[Prior Research Team Hongmae Shim]
As super-giant language models such as Open AI's GPT-3 and NAVER's Hyper CLOVA are unveiled, various examples and services using them are pouring out recently. All of these super-giant language models have an amazing ability to learn how to perform a new task on their own just by presenting simple examples related to a new task (= task) without gradient updates. However, while these language models perform text-based tasks well, they do not fully demonstrate their abilities for tasks other than text such as Visual Task.
Recently, DeepMind disclosed a method called Frozen that can perform Visual Tasks for autoregressive language models through a paper. In this paper, we proposed a simple and effective method to transfer few-shot learning capabilities to “multi-modal”. By learning the vision encoder to represent each image as a sequence of continuous embeddings using image-caption pair data, pre-trained, frozen language models can generate appropriate captions using this prefix information.

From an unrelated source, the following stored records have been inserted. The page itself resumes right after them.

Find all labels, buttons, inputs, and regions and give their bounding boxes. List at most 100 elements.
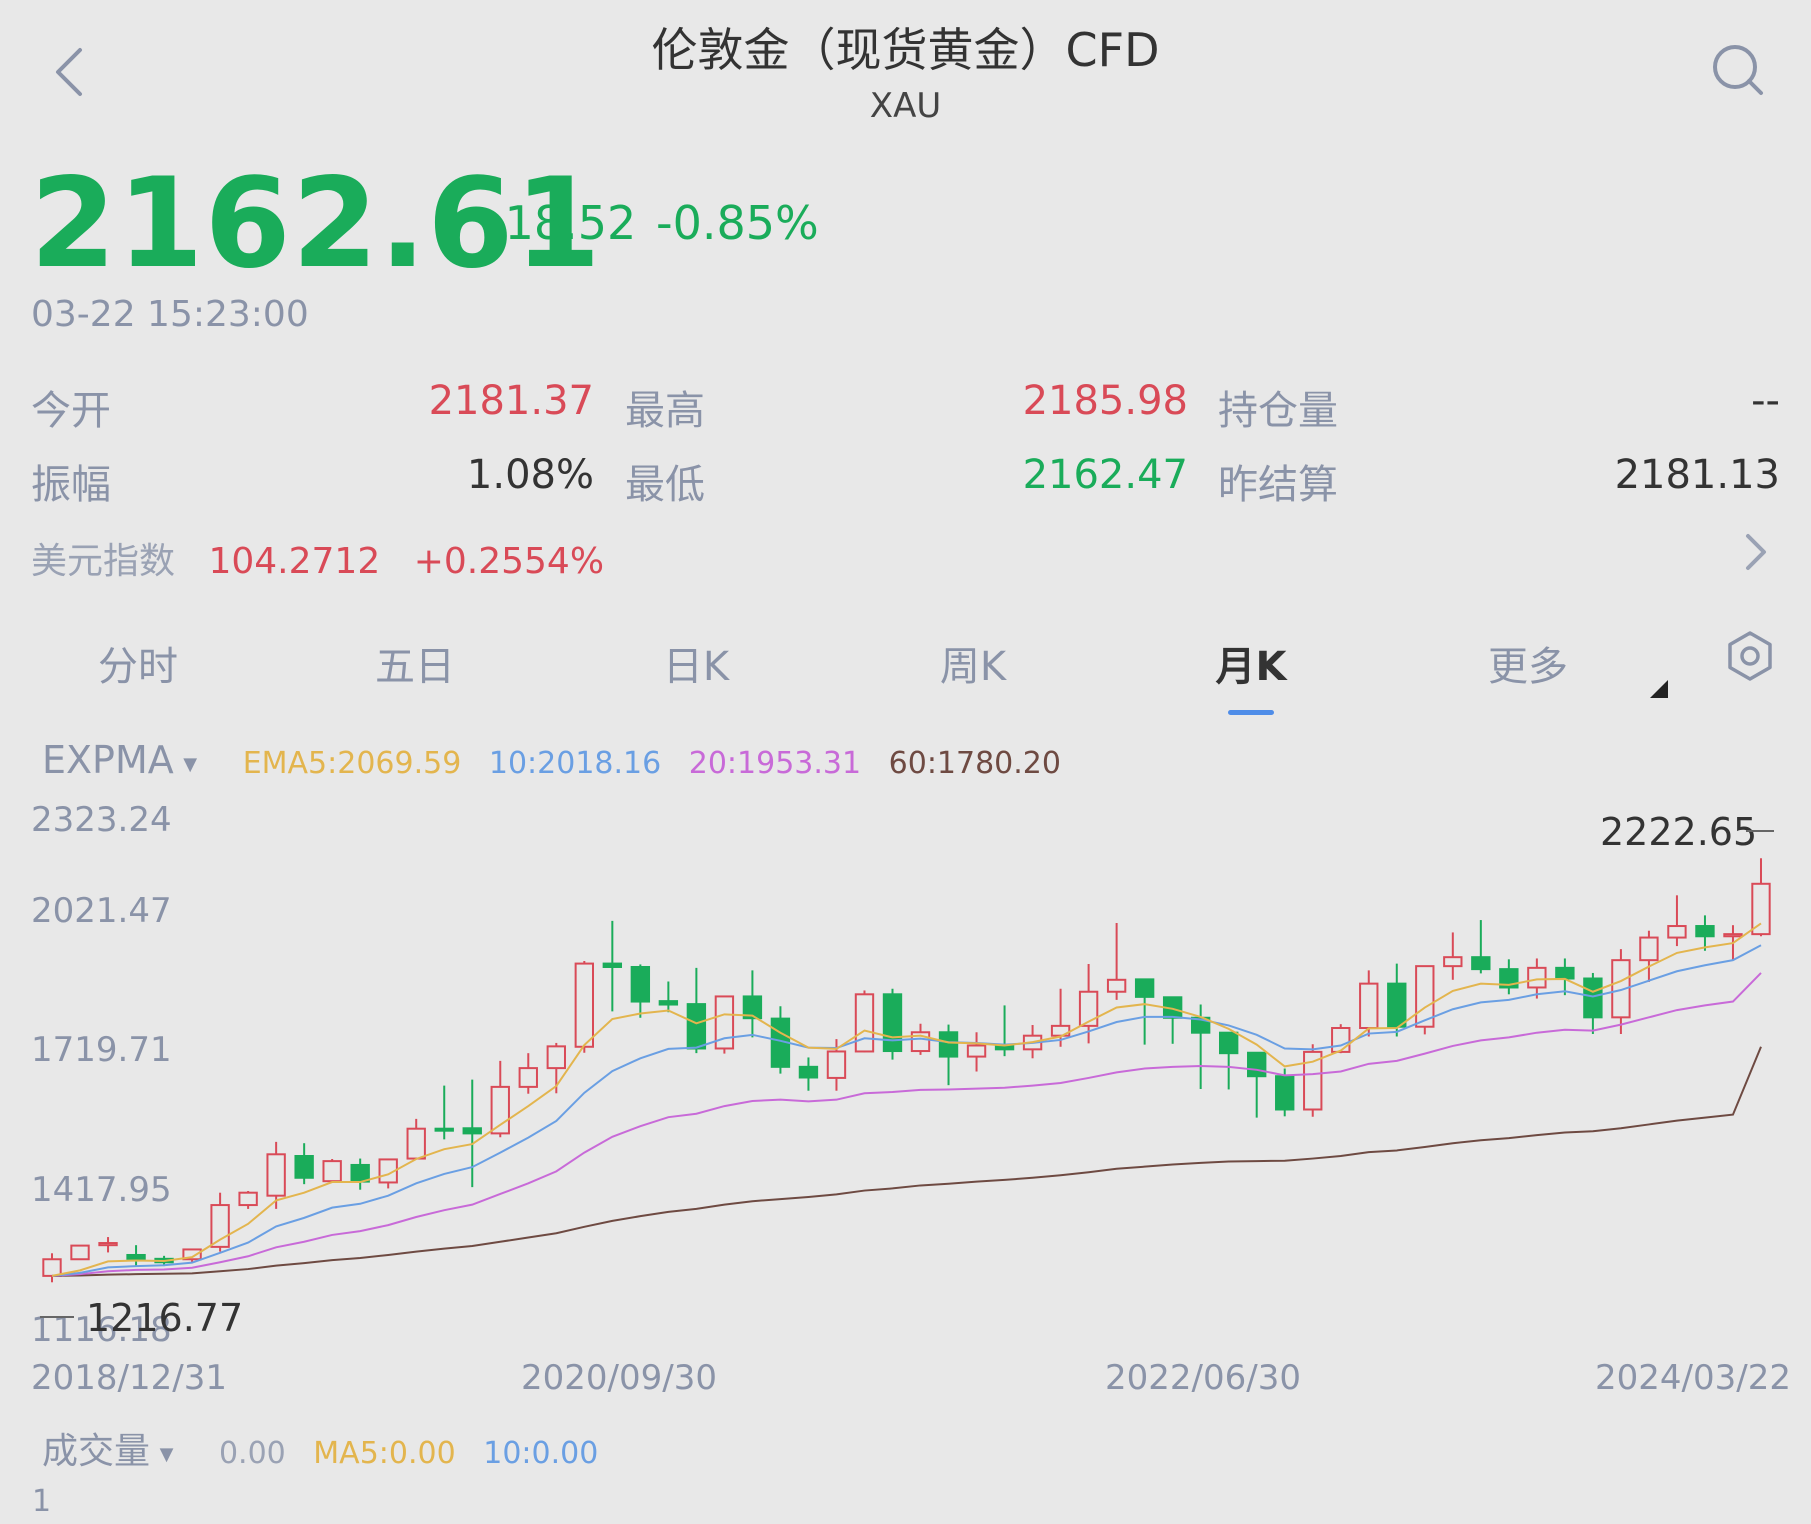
candle-body [518, 1067, 538, 1088]
ema10-value: 10:2018.16 [488, 746, 662, 781]
candle-body [1639, 936, 1659, 962]
page-title: 伦敦金（现货黄金）CFD [651, 23, 1160, 77]
candle-body [1387, 982, 1407, 1028]
ema20-value: 20:1953.31 [688, 746, 862, 781]
tab-daily-k[interactable]: 日K [616, 634, 776, 692]
x-tick-label: 2020/09/30 [521, 1358, 717, 1398]
candle-body [1106, 978, 1127, 993]
open-value: 2181.37 [428, 378, 594, 424]
prev-settle-label: 昨结算 [1218, 462, 1338, 508]
tab-intraday[interactable]: 分时 [58, 634, 218, 692]
candle-body [1667, 925, 1687, 939]
min-price-label: 1216.77 [86, 1296, 244, 1340]
indicator-legend: EXPMA ▼ EMA5:2069.59 10:2018.16 20:1953.… [42, 738, 1079, 782]
indicator-selector[interactable]: EXPMA [42, 738, 174, 782]
low-label: 最低 [625, 462, 705, 508]
x-tick-label: 2024/03/22 [1595, 1358, 1791, 1398]
candle-body [658, 1000, 679, 1006]
candle-body [1471, 956, 1491, 971]
candle-body [1723, 933, 1743, 938]
chart-settings-button[interactable] [1726, 630, 1774, 682]
usd-index-value: 104.2712 [208, 541, 381, 582]
ema60-value: 60:1780.20 [888, 746, 1061, 781]
max-price-tick [1746, 830, 1774, 832]
candle-body [1527, 966, 1547, 989]
active-tab-indicator [1228, 710, 1274, 715]
price-change-percent: -0.85% [656, 196, 819, 250]
candle-body [1303, 1050, 1323, 1111]
chevron-right-icon [1746, 534, 1766, 570]
candle-body [1695, 925, 1715, 938]
candle-body [266, 1153, 286, 1197]
price-change: -18.52 [488, 196, 637, 250]
candle-body [1275, 1075, 1295, 1111]
candle-body [434, 1127, 454, 1132]
tab-weekly-k[interactable]: 周K [893, 634, 1053, 692]
candle-body [854, 993, 875, 1053]
candle-body [490, 1085, 510, 1135]
candle-body [602, 962, 623, 968]
open-interest-label: 持仓量 [1218, 388, 1338, 434]
volume-ma10: 10:0.00 [483, 1436, 599, 1471]
candle-body [1134, 978, 1155, 998]
high-label: 最高 [625, 388, 705, 434]
usd-index-row[interactable]: 美元指数 104.2712 +0.2554% [31, 532, 604, 584]
candle-body [798, 1065, 819, 1079]
candle-body [462, 1127, 482, 1135]
candle-body [630, 965, 651, 1003]
caret-down-icon: ▼ [159, 1444, 174, 1465]
candle-body [1443, 956, 1463, 968]
candle-body [350, 1163, 370, 1183]
tab-monthly-k[interactable]: 月K [1171, 634, 1331, 692]
candle-body [406, 1127, 426, 1160]
search-icon [1713, 45, 1763, 95]
amplitude-label: 振幅 [31, 462, 111, 508]
usd-index-detail-button[interactable] [1736, 528, 1776, 576]
volume-ma5: MA5:0.00 [313, 1436, 456, 1471]
volume-value: 0.00 [218, 1436, 286, 1471]
caret-down-icon: ▼ [183, 754, 198, 775]
volume-legend: 成交量 ▼ 0.00 MA5:0.00 10:0.00 [42, 1422, 598, 1474]
candle-body [1555, 966, 1575, 980]
page-subtitle: XAU [869, 86, 942, 126]
candle-body [1359, 982, 1379, 1030]
usd-index-label: 美元指数 [31, 541, 176, 582]
volume-selector[interactable]: 成交量 [42, 1431, 150, 1472]
settings-icon [1728, 631, 1772, 681]
open-label: 今开 [31, 388, 111, 434]
candle-body [294, 1155, 314, 1179]
candle-body [98, 1242, 118, 1247]
usd-index-change: +0.2554% [413, 541, 605, 582]
candle-body [238, 1191, 258, 1207]
candle-body [70, 1244, 90, 1261]
candle-body [938, 1031, 959, 1058]
ema10-line [51, 944, 1762, 1277]
low-value: 2162.47 [1022, 452, 1188, 498]
candle-body [826, 1050, 847, 1079]
max-price-label: 2222.65 [1600, 810, 1758, 854]
caret-down-icon [1650, 680, 1668, 698]
candle-body [882, 993, 903, 1053]
candle-body [686, 1003, 707, 1050]
candle-body [966, 1044, 987, 1058]
ema20-line [51, 972, 1762, 1277]
tab-more[interactable]: 更多 [1448, 634, 1608, 692]
high-value: 2185.98 [1022, 378, 1188, 424]
volume-axis-label: 1 [32, 1484, 52, 1519]
open-interest-value: -- [1751, 378, 1780, 424]
candle-body [42, 1258, 62, 1277]
candle-body [322, 1160, 342, 1183]
prev-settle-value: 2181.13 [1614, 452, 1780, 498]
amplitude-value: 1.08% [466, 452, 594, 498]
ema5-value: EMA5:2069.59 [242, 746, 462, 781]
candle-body [546, 1045, 566, 1070]
x-tick-label: 2018/12/31 [31, 1358, 227, 1398]
tab-five-day[interactable]: 五日 [335, 634, 495, 692]
candle-body [1583, 977, 1603, 1019]
candle-body [574, 962, 594, 1048]
search-button[interactable] [1708, 40, 1768, 100]
candlestick-chart[interactable] [0, 790, 1811, 1350]
candle-body [1247, 1051, 1267, 1078]
x-tick-label: 2022/06/30 [1105, 1358, 1301, 1398]
candle-body [126, 1253, 146, 1260]
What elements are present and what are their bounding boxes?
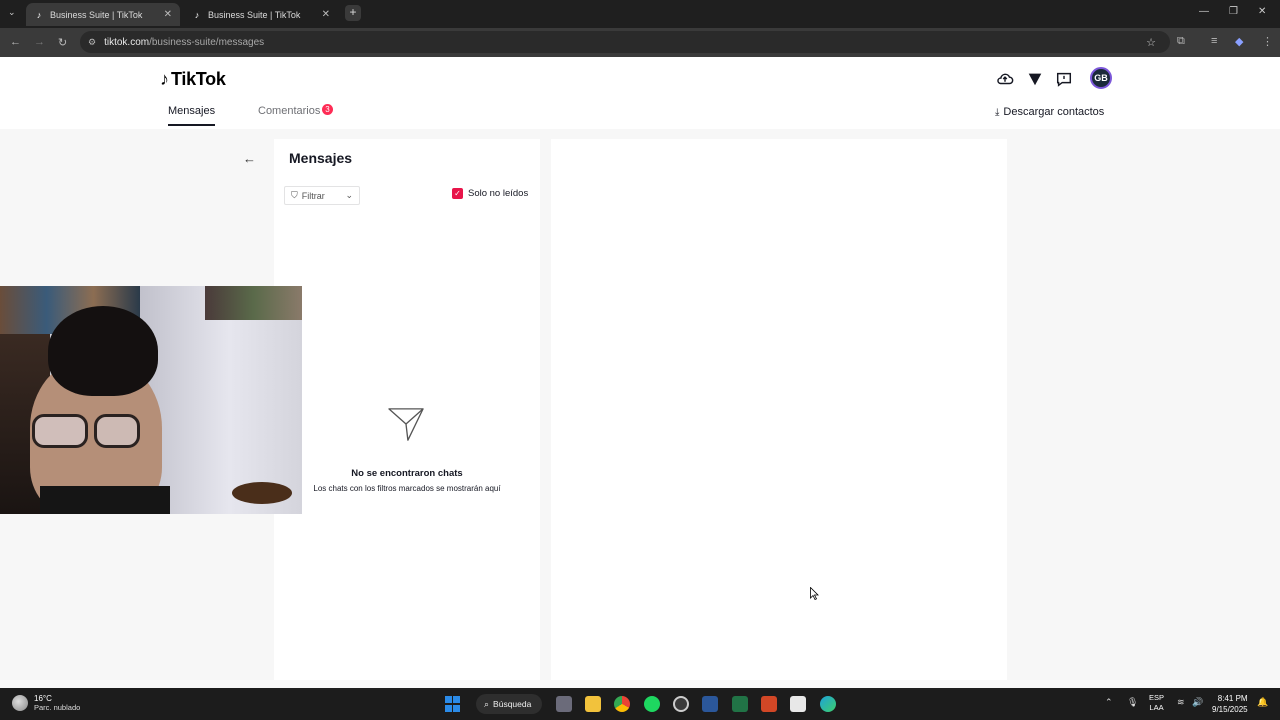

Figure  shows the overall system structure including the vision encoder introduced in this paper. In the figure, the parameters of the two Language Models are fixed and frozen. Vision Encoder uses the image encoding information on the left and some encoding information on the right caption to learn the Language Model (Self Attention Layers) to generate the rest of the caption. The weights of the language model remain fixed, but the gradient is propagated back through it to train the image encoder from scratch.
Frozen that has been trained using the above structure is called a multimodal few-shot learner in this paper. Frozen is trained on a single image-caption pair, but once trained it can also effectively respond to sets aligned with multiple images and text. Moreover, it has an amazing ability to learn new tasks even in untrained multi-modal tasks such as Visual Question Answering (VQA) by leveraging pre-trained language models. In this paper, in order to improve the few-shot learning performance of frozen in a multi-modal task, an experiment was conducted while comparing shots for multiple tasks.
Figure  below shows the test results of the test data after applying the optimal settings obtained through the above experiment to the Frozen model. If you look at the first line of the figure, if you put two images and a caption as examples, and at the end provide an image and text information “Who is this person” as a suggestive word, the model creates a final “horror” emoji. The second line also gives an example of a similar format. Here, only information about “airplane” can be obtained as image information, but factual knowledge is also included in the language model, so the final model is the “Wright brothers” for the person who invented the airplane. We can create an answer for you. The attractive point of Frozen is that it can perform such tasks by combining vision information and factual knowledge information of language models.
The goal of developing Frozen was not to maximize performance in a specific task, so it has the necessary abilities to perform the task, but there is still a difference from SOTA's performance for a specific task that is learned in a few-shot. However, the performance in various tasks far exceeds the baseline without looking at all the necessary training examples provided by the benchmark. Also, as shown in Figure , Frozen often produces attractive outputs, which can be viewed as a system for making truly open and unconstrained linguistic interpretations of images.
So far, we have introduced how to convert a large-scale language model into a multimodal few-shot learning system using Frozen. For more details, please refer to the thesis.
 Tsimpoukelli, M., Menick, J., Cabi, S., Eslami, S.M., Vinyals, O., & Hill, F. (2021). Multimodal Few-Shot Learning with Frozen Language Models. arXiv preprint arXiv:2106.13884.